Maximizing multi-scale spatial statistical discrepancy
Abstract
Detecting anomalous events from spatial data has important applications in real world. The spatial scan statistic methods are popular in this area. With maximizing the spatial statistical discrepancy by comparing observed data with a given baseline data distribution, significant spatial overdensity and underdensity can be detected. In reality, the spatial discrepancy is often irregularly shaped and has a structure of multiple spatial scales. However, a large-scale discrepancy pattern may not be significant when conducting fine granularity analysis. Meanwhile, local irregular boundaries of a maximized discrepancy cannot be well approximated with a coarse granularity analysis. Existing methods mostly work either on a fixed granularity, or with a regularly shaped scanning window. Thus, they have difficulties in characterizing such flexible spatial discrepancies. To solve the problem, in this paper we propose a novel discrepancy maximization algorithm, RefineScan.
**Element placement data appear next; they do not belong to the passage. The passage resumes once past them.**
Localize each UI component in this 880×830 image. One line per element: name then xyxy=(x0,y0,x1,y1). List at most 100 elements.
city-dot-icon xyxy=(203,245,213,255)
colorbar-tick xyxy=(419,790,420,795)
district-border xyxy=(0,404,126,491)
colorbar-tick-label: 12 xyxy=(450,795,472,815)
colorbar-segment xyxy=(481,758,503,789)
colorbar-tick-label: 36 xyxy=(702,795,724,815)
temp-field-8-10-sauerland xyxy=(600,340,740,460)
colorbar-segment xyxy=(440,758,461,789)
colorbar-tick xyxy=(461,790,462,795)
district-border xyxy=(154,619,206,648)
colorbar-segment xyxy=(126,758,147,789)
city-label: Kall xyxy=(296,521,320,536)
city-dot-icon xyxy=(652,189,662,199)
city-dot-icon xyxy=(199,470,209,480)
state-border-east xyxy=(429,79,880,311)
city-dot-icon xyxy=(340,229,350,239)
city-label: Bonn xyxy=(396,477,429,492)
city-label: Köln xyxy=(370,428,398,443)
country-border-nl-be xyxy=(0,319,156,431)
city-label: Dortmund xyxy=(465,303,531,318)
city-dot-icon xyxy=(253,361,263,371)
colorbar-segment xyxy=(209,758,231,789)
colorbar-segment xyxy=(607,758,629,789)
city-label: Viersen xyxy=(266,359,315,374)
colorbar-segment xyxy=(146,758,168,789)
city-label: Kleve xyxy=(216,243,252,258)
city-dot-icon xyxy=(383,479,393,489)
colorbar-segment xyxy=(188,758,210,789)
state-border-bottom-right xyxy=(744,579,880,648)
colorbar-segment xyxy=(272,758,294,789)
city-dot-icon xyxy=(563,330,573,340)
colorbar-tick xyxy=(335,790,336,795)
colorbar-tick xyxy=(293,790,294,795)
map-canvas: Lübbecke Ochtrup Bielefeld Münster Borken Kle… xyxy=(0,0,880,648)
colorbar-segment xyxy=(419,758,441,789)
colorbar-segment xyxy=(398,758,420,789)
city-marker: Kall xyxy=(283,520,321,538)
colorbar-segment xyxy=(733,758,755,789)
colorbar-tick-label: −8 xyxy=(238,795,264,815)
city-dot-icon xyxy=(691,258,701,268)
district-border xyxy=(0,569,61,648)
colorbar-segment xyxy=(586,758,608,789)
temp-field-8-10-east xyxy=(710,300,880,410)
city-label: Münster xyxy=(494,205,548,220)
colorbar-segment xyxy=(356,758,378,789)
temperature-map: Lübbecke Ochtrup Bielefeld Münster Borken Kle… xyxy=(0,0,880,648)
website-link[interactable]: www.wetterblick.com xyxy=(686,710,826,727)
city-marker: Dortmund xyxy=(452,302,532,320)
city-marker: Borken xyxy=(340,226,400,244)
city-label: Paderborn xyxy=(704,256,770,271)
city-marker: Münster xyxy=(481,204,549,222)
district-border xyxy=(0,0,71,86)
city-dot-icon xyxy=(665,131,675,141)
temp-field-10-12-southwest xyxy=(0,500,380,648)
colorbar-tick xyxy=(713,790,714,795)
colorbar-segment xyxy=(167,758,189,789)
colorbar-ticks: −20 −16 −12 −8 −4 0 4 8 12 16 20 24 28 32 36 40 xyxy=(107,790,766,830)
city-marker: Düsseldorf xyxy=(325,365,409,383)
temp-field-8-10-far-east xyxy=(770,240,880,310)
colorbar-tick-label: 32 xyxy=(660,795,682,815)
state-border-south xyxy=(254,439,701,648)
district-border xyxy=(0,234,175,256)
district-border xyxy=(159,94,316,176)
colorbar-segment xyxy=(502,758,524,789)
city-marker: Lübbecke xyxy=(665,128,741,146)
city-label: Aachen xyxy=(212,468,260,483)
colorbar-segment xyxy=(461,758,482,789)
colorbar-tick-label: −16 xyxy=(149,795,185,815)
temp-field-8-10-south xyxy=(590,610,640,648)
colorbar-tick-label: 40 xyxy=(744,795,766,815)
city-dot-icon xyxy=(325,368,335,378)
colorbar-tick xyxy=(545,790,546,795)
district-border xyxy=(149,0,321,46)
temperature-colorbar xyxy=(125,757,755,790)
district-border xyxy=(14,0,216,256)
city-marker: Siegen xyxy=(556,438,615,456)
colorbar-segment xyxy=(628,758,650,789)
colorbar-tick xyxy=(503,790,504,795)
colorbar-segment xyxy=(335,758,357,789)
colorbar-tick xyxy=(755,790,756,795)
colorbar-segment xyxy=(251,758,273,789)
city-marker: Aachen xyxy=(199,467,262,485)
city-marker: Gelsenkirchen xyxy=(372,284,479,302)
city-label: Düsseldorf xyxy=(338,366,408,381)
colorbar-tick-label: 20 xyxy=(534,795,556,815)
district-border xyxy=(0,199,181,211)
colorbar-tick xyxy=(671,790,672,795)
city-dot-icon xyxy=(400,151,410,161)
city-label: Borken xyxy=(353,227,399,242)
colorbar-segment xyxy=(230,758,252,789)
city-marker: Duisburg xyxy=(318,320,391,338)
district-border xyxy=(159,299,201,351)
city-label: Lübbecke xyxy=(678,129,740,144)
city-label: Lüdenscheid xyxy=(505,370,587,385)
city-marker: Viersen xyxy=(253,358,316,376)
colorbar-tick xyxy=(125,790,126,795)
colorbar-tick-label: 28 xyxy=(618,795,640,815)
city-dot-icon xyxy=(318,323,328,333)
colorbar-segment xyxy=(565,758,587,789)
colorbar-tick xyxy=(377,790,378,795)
A grid hierarchy encoding multi-scale information is employed, making the algorithm capable of maximizing spatial discrepancies with multi-scale structures and irregular shapes. Experiments on a wide range of datasets demonstrate the advantages of RefineScan over the state-of-the-art algorithms: It always finds the largest discrepancy scores and remarkably better characterizes multi-scale discrepancy boundaries. Theoretical and empirical analyses also show that RefineScan has a moderate computational complexity and a good scalability.